Talvez em nenhuma outra época da humanidade, nós tenhamos tido um acesso tão vasto e rico do passado.

De certa maneira, o nosso problema não é tanto a falta de fontes, mas como montar a narrativa. Pode até ser uma coisa que possa ser resolvida com o ensino de teoria da história, problema é aplicar esse tipo de ensino, com que poder, do Estado ou uma organização popular dinâmica e descentralizada ? Isso não é discussão que se encerra fácil, muito pelo contrário, nós precisamos observar o contexto histórico que nos inserimos.

Hoje é um desses dias que eu acordei meio anarquista. Eu acho que a forma mais inteligente de se pensar a sua posição política é de forma conjuntural.

Tem um elemento muito claro que é a situação de urgência que nos encontramos e a dificuldade de se criar laços de cooperação.

E assim, é uma coisa que eu não sei se disse explicitamente, mas muita coisa no Brasil estaria numa possibilidade melhor se a gente fosse, no mínimo, o espantalho do leninismo.

Digo espantalho, porque a situação é tão grave a ponto da gente dificilmente achar o tal do bolchevique da disciplina de ferro das propagandas anticomunistas.

Aquilo que os anos 60 se insurgiram nunca de fato existiu no ocidente, por uma razão muito simples : os aparelhos de repressão são bem organizados e estão muito bem estruturados para evitar que algo como os bolcheviques, os maoistas, etc, surjam por esses lados.

Maior prova disso é a operação COINTELPRO, que foi a maior operação de contra-espionagem dos Estados Unidos da América que visava combater forças “contra a segurança nacional”. Como os comunistas, por exemplo. 

Aqui no sul global tivemos golpes de Estado, justamente com esse propósito muito claro de evitar que uma força revolucionária crescesse, ainda que a gente saiba que a gente estava bem longe disso por aqui.

O resultado disso é uma esquerda bem liberal, que usa às vezes jargões marxistas (ou de forma difusa progressista) e tem uma aversão à organização popular, aquém inclusive da tradição liberal da qual verdadeiramente pertencem. Ainda que exista um número bem reduzido da esquerda radical, entre comunistas e anarquistas, nenhum deles chega perto do tamanho do que é o “campo democrático”.

O que nos falta é uma organização popular, seja de caráter anarquista ou marxista-leninista, ou sei lá, a questão é que nada parece oferecer uma alternativa ao incessante e agoniante estado de apatia generalizada.

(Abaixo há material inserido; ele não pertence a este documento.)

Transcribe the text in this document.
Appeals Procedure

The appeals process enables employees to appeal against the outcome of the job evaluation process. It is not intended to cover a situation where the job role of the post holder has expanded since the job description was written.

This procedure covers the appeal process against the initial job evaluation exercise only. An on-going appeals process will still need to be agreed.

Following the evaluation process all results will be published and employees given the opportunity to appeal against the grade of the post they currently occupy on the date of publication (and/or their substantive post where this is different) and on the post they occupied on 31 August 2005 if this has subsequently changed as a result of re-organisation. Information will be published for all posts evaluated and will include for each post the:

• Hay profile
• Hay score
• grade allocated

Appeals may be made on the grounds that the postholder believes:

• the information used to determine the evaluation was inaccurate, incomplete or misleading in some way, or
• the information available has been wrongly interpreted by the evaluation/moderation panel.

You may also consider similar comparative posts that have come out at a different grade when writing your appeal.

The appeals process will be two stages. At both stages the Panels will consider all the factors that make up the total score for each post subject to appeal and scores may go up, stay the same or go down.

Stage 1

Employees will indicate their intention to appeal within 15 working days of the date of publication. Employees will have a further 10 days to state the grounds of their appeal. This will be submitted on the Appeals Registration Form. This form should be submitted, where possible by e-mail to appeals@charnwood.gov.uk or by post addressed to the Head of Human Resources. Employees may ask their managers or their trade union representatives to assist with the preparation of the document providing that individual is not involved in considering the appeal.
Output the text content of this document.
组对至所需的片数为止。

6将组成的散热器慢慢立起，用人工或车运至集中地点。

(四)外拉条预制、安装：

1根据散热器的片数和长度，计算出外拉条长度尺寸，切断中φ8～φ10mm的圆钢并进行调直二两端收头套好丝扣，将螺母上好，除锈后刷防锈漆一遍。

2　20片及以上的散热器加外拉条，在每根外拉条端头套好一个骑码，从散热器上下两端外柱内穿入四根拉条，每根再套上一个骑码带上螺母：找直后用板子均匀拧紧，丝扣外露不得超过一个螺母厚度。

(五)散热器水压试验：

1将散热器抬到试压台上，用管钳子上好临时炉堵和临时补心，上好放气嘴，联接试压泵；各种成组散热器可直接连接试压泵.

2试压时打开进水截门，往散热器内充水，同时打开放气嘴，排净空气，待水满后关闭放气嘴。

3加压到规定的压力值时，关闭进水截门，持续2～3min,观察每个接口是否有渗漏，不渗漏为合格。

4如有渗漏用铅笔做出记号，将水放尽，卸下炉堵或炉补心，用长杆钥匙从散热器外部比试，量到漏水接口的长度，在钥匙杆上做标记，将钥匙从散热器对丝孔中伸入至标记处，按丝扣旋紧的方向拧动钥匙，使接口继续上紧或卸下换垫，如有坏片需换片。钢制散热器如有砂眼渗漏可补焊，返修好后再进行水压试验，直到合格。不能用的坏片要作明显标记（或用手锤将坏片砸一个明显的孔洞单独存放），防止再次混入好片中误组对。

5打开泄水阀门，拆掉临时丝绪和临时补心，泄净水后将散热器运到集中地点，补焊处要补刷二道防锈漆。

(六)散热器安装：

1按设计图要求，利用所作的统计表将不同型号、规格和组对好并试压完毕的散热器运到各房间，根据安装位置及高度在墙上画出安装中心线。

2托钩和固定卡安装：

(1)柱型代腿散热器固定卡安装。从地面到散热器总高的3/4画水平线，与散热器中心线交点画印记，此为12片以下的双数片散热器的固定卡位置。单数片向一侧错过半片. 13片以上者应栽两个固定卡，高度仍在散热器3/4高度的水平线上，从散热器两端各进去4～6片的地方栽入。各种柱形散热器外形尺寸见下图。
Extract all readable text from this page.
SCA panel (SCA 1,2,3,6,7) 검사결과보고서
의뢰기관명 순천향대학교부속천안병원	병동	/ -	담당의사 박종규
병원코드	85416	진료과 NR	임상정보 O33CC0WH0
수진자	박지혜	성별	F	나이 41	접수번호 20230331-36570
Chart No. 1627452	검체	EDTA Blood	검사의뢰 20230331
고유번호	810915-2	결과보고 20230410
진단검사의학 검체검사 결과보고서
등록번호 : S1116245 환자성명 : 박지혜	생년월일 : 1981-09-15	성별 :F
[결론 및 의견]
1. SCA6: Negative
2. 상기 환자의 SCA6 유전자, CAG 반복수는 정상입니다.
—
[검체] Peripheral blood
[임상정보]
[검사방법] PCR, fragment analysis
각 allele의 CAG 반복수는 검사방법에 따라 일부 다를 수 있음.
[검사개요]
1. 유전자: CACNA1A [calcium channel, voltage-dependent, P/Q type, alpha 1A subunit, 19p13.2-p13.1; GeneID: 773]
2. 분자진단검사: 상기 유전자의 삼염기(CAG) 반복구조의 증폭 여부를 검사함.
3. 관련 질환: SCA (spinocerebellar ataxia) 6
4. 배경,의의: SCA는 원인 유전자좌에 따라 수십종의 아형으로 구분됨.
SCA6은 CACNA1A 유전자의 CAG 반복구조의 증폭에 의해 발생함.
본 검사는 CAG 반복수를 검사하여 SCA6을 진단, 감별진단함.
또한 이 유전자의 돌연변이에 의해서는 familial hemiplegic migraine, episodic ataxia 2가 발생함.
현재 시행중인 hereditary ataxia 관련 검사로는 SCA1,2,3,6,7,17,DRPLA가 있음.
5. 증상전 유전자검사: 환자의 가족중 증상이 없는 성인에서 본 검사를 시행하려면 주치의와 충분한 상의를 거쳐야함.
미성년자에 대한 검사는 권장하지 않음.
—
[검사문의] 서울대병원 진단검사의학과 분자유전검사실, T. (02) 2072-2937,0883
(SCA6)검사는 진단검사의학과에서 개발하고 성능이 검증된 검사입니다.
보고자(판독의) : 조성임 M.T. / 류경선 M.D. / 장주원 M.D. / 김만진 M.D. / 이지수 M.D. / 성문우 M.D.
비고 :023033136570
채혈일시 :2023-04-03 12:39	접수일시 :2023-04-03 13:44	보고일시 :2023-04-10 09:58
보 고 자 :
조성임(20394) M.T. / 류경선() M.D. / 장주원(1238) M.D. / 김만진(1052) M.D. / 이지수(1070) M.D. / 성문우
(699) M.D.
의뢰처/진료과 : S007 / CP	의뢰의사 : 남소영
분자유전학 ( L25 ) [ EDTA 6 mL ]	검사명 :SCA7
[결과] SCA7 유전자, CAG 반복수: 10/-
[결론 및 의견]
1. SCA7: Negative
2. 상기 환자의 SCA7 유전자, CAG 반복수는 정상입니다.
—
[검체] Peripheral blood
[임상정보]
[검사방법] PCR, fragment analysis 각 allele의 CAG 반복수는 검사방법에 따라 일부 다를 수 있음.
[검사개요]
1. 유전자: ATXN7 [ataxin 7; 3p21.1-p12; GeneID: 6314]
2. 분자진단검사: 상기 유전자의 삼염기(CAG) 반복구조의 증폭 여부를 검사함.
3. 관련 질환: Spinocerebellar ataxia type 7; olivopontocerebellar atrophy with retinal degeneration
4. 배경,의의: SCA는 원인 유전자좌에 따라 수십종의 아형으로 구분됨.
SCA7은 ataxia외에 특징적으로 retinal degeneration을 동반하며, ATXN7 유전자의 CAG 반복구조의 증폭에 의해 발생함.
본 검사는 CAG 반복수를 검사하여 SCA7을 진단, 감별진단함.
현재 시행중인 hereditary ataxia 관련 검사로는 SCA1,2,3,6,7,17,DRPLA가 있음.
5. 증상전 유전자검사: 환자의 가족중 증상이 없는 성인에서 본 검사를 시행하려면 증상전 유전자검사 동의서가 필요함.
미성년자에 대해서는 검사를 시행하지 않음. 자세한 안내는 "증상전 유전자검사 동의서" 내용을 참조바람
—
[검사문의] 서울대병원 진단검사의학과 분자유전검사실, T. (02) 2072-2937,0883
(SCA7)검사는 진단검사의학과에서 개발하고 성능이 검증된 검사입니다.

Fisher é muito feliz quando diz que a esquerda está num estado de depressão clínica coletiva.

Longe de querer entrar no marxismo-freudiano-lacaniano de tipos como o Safatle, que não entendem o limite da “psicanálise social”, mas é muito claro o quanto a ideia do vampiro, do monstro do pântano, das bruxas, dos fantasmas, etc, mesmo num “mundo da ciência”, refletem num sentimento generalizado de ansiedade, de medo das mudanças e se você quiser avançar, podemos até falar em uma esquizofrenia generalizada.

O espectro do comunismo, em essência, não é uma invenção de Marx, é mais uma descrição de uma tendência histórica, um “espírito do tempo”, conversando com o finado Hegel.

Veja, Marx escreve o seu manifesto, a Europa passava pela primavera dos povos, a insatisfação popular era generalizada, era só uma questão de tempo - analisando os elementos da realidade, que alguma hora isso estouraria numa revolta mais generalizada que representasse uma revolução popular.

O socialismo popularizado no século XIX é muito diferente do que se tornou comum no século XX. Quando a gente fala em socialismo no século XIX, nós estamos falando de Proudhon, de Fourier, Saint Simon, o socialismo científico, que se tornou o marxismo, foi ganhando mais espaço na segunda metade do século XIX, início do XX.

A grande questão que eu quero apontar é que nem precisa o comunismo existir, a conclusão de que ele é uma ameaça ao status quo é só uma constatação dos fatos. Basta olhar para a luta de classes antagônicas, basta observar as condições de vida de um e de outro, basta olhar para como a riqueza é distribuída, não é, e isso é muito importante, uma teleologia baseada numa ideia abstrata - É uma análise que surge da análise da materialidade, uma tendência histórica.

Tanto é, que você pode olhar para isso e querer evitar um confronto, tentar negociar, como os reformistas, a própria burguesia e uma parte da classe trabalhadora já o fizeram. Outra resposta é criar um Estado socialista (ou algum tipo de comunidade anarquista) a partir de uma revolução popular. A primeira coisa aconteceu no “ocidente”, a segunda no “terceiro mundo”.

O Brasil não foi um dos países que se tornou comunista no século XX, foi um dos lugares que o imperialismo tratou de sabotar e cooptar antes que isso fosse possível.

Ainda sim, e a gente ainda tem um histórico de partidos de esquerda virando para direita para fazer esse argumento melhor, o comunismo nunca deixou de ser um medo das elites brasileiras, dos aparelhos do Estado, das universidades, dos institutos de pesquisa, da polícia, da igreja, etc.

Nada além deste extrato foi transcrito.